Jurisdiction was dispersed among a myriad of government bodies
from the Interior Ministry, to the Population, Migration and Border
Crossing
Authority, to the Prime Minister’s Office, to the National Insurance
Institute,
to the Industry, Trade and Labor Ministry.
Perhaps part of the
disinclination to face up to the new realities stemmed from Israelis’
self-image. As the Supreme Court pointed out, Israel has traditionally
seen
itself as an aliya (repatriation) state, focused principally on
protecting
Jewish continuity, as opposed to an immigration state grappling with
large-scale
economic migration.
THANKFULLY, IF very belatedly, our leaders are now
taking the first modest steps toward the formulation of a coherent
immigration
policy. An interministerial committee appointed by Prime Minister
Binyamin
Netanyahu has adopted naturalization criteria for about 800 out of an
estimated
1,200 offspring of illegal foreign workers.

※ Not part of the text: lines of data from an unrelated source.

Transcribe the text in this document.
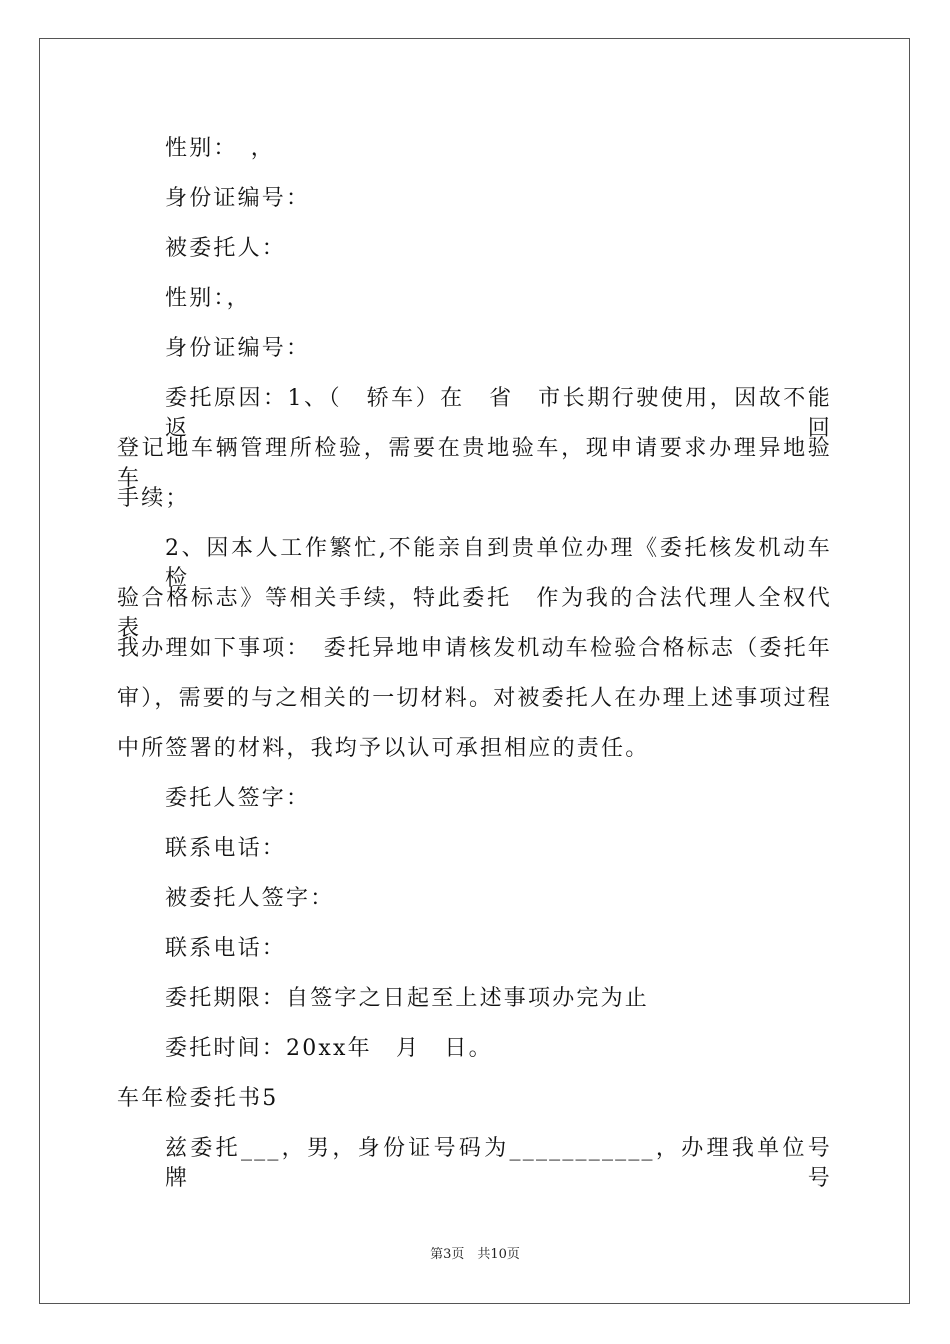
性别：　，
身份证编号：
被委托人：
性别：，
身份证编号：
委托原因：1、（　轿车）在　省　市长期行驶使用，因故不能返回
登记地车辆管理所检验，需要在贵地验车，现申请要求办理异地验车
手续；
2、因本人工作繁忙,不能亲自到贵单位办理《委托核发机动车检
验合格标志》等相关手续，特此委托　作为我的合法代理人全权代表
我办理如下事项：　委托异地申请核发机动车检验合格标志（委托年
审），需要的与之相关的一切材料。对被委托人在办理上述事项过程
中所签署的材料，我均予以认可承担相应的责任。
委托人签字：
联系电话：
被委托人签字：
联系电话：
委托期限：自签字之日起至上述事项办完为止
委托时间：20xx年　月　日。
车年检委托书5
兹委托___，男，身份证号码为___________，办理我单位号牌号
第3页　共10页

Children who are enrolled in
school, speak fluent Hebrew and who have been here for at least five
years will
be allowed to stay. So will their parents and siblings. The reasoning is
that
these children have integrated into Israeli society and would find it
extremely
difficult to readjust to their parents’ country.
This is a relatively
generous solution to a problem that could and should have been avoided –
and
hopefully will be from now on.
According to media reports, however,
Interior Minister Eli Yishai is proposing to expel 800 of the 1,200 –
reportedly
according to an arbitrary criteria, whereby only those children who are
entering
first grade next year would stay.
It may be that Yishai is motivated by
the deeply ingrained Jewish fear, fostered during nearly 2,000 years of
exile,
of intermarriage and assimilation resulting from relations with
non-Jews. But
while it is vital to protect Israel’s Jewish character, the Jewish
people is no
longer an embattled minority wandering among the nations.
The Jews of
Israel are a majority with their own sovereign state, and that majority
should
be perfectly capable of instituting policies that grapple with the
challenge of
foreign workers, rather than punish those workers’ children.